= International Diving Schools Association =

Organisation to develop common standards for commercial diver training

International Diving Schools Association (IDSA) was formed in 1982 with the primary purpose of developing common international standards for commercial diver training.

The Association is concerned with offshore, inshore and inland commercial diving and some specialist non-diving qualifications such as diving supervisors, diving medical technicians and life support technicians. It has published international diver training standards based on the consensus of members which provide a basic standard of comparison for commercial diver training standards, with the stated intention of:
- Improving safety
- Providing contractors with a direct input to the diver training syllabus
- Enabling contractors to bid across national borders on a more even playing field
- Improving diver quality
- Providing divers with greater job opportunities

== Aim ==
To improve quality and safety in the international diving industry by standardizing training and sharing knowledge and best practices.

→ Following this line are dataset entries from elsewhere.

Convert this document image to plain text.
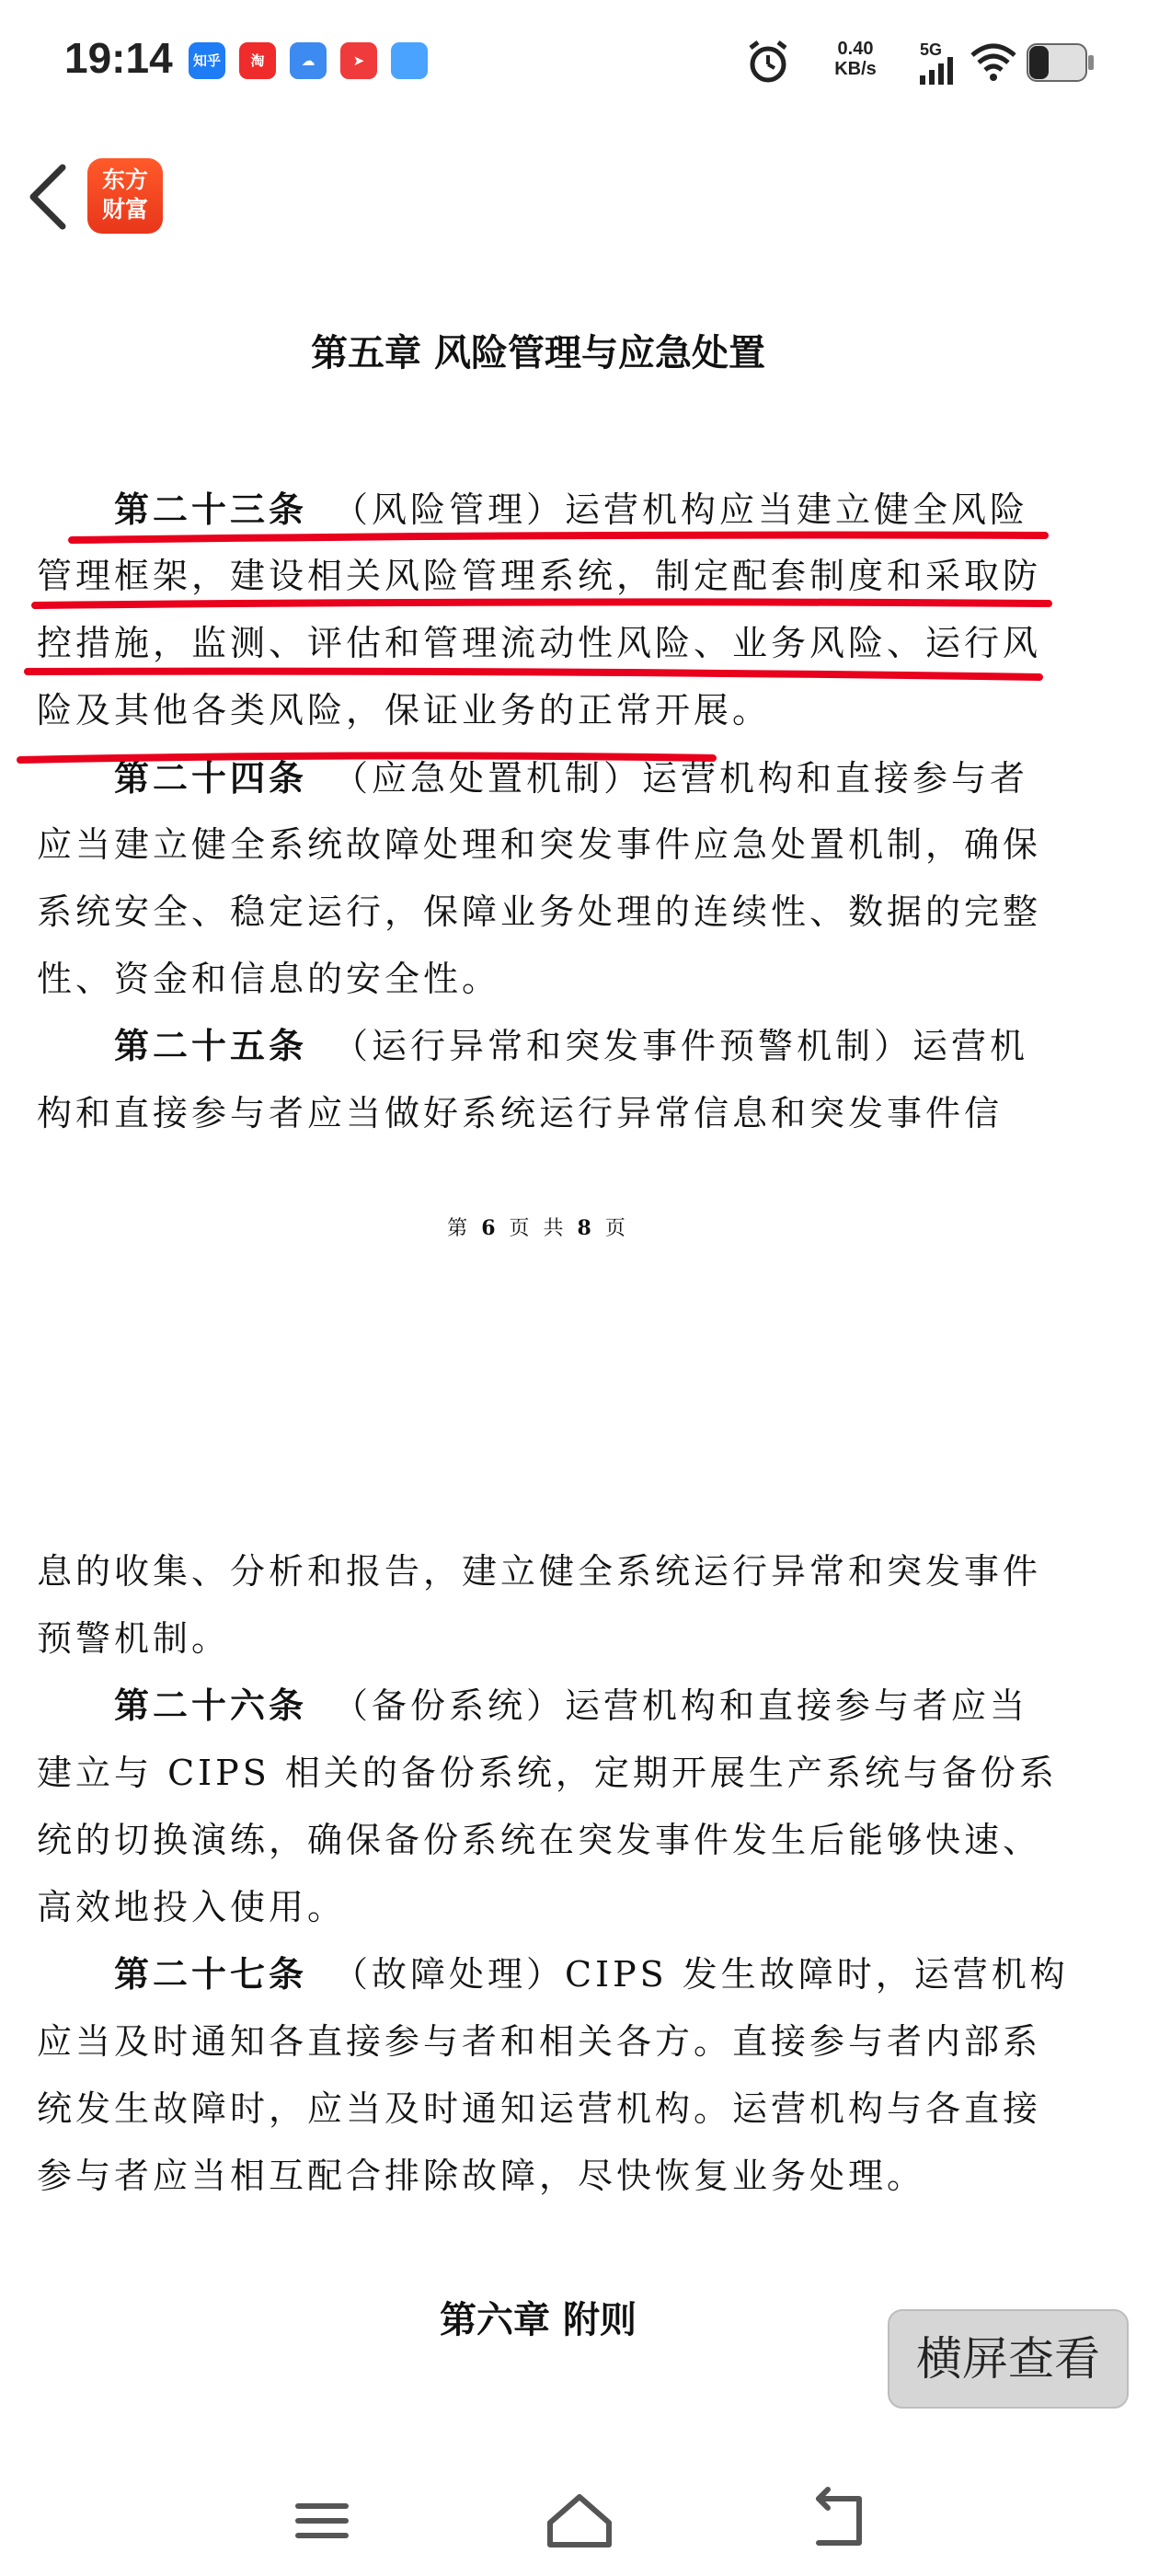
19:14	知乎	淘	☁	➤
0.40
KB/s
5G
东方
财富
第五章 风险管理与应急处置
第二十三条 （风险管理）运营机构应当建立健全风险
管理框架，建设相关风险管理系统，制定配套制度和采取防
控措施，监测、评估和管理流动性风险、业务风险、运行风
险及其他各类风险，保证业务的正常开展。
第二十四条 （应急处置机制）运营机构和直接参与者
应当建立健全系统故障处理和突发事件应急处置机制，确保
系统安全、稳定运行，保障业务处理的连续性、数据的完整
性、资金和信息的安全性。
第二十五条 （运行异常和突发事件预警机制）运营机
构和直接参与者应当做好系统运行异常信息和突发事件信
第 6 页 共 8 页
息的收集、分析和报告，建立健全系统运行异常和突发事件
预警机制。
第二十六条 （备份系统）运营机构和直接参与者应当
建立与 CIPS 相关的备份系统，定期开展生产系统与备份系
统的切换演练，确保备份系统在突发事件发生后能够快速、
高效地投入使用。
第二十七条 （故障处理）CIPS 发生故障时，运营机构
应当及时通知各直接参与者和相关各方。直接参与者内部系
统发生故障时，应当及时通知运营机构。运营机构与各直接
参与者应当相互配合排除故障，尽快恢复业务处理。
第六章 附则
横屏查看
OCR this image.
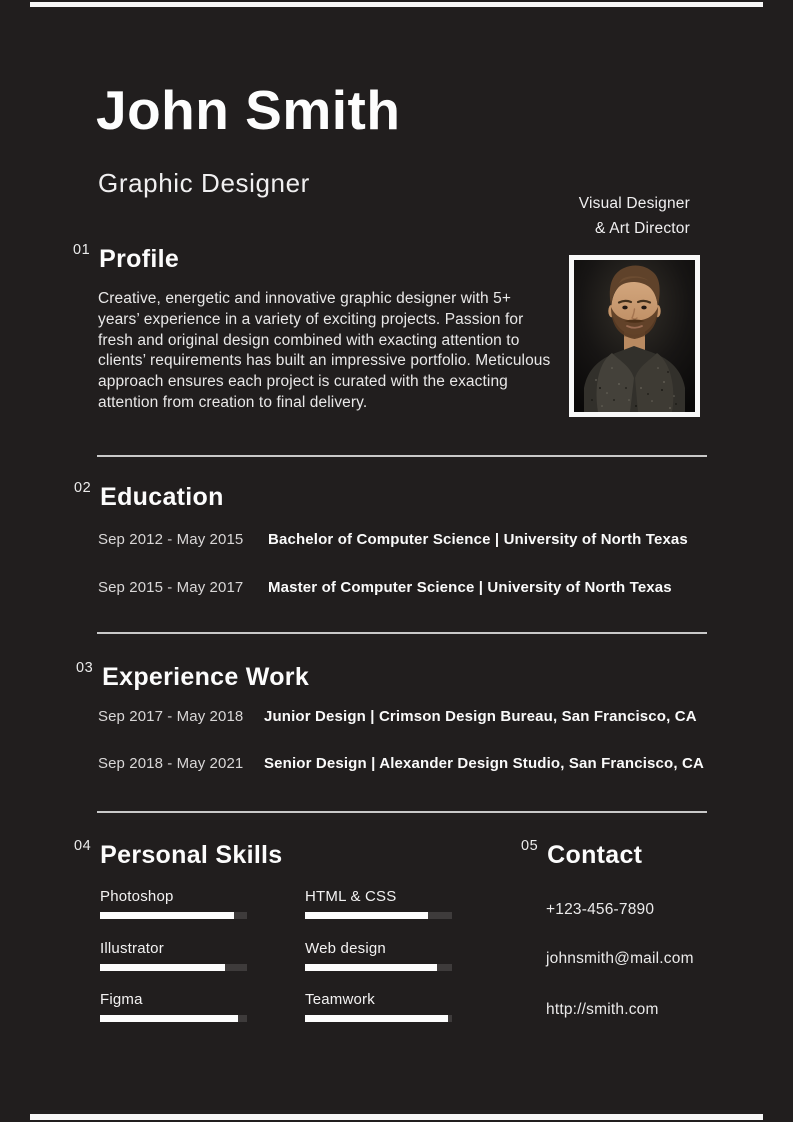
John Smith
Graphic Designer
Visual Designer
& Art Director
01 Profile
Creative, energetic and innovative graphic designer with 5+ years’ experience in a variety of exciting projects. Passion for fresh and original design combined with exacting attention to clients’ requirements has built an impressive portfolio. Meticulous approach ensures each project is curated with the exacting attention from creation to final delivery.
02 Education
Sep 2012 - May 2015	Bachelor of Computer Science | University of North Texas
Sep 2015 - May 2017	Master of Computer Science | University of North Texas
03 Experience Work
Sep 2017 - May 2018	Junior Design | Crimson Design Bureau, San Francisco, CA
Sep 2018 - May 2021	Senior Design | Alexander Design Studio, San Francisco, CA
04 Personal Skills
Photoshop
Illustrator
Figma
HTML & CSS
Web design
Teamwork
05 Contact
+123-456-7890
johnsmith@mail.com
http://smith.com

IDSA is providing a qualification card called the IDSA Qcard. The IDSA Qcard is for divers that has been trained in IDSA Full Member Schools, the school can ask the IDSA office to make the Qcard (in creditcard format). Contrators can check on the website the validity of the IDSA Qcard. All IDSA Full members has to pass the IDSA Audit. IDSA provides a Table of Equivalence of various national commercial diver training standards.

IDSA standards are recognized in the Danish, Norwegian and Italian (Sicily) legislation.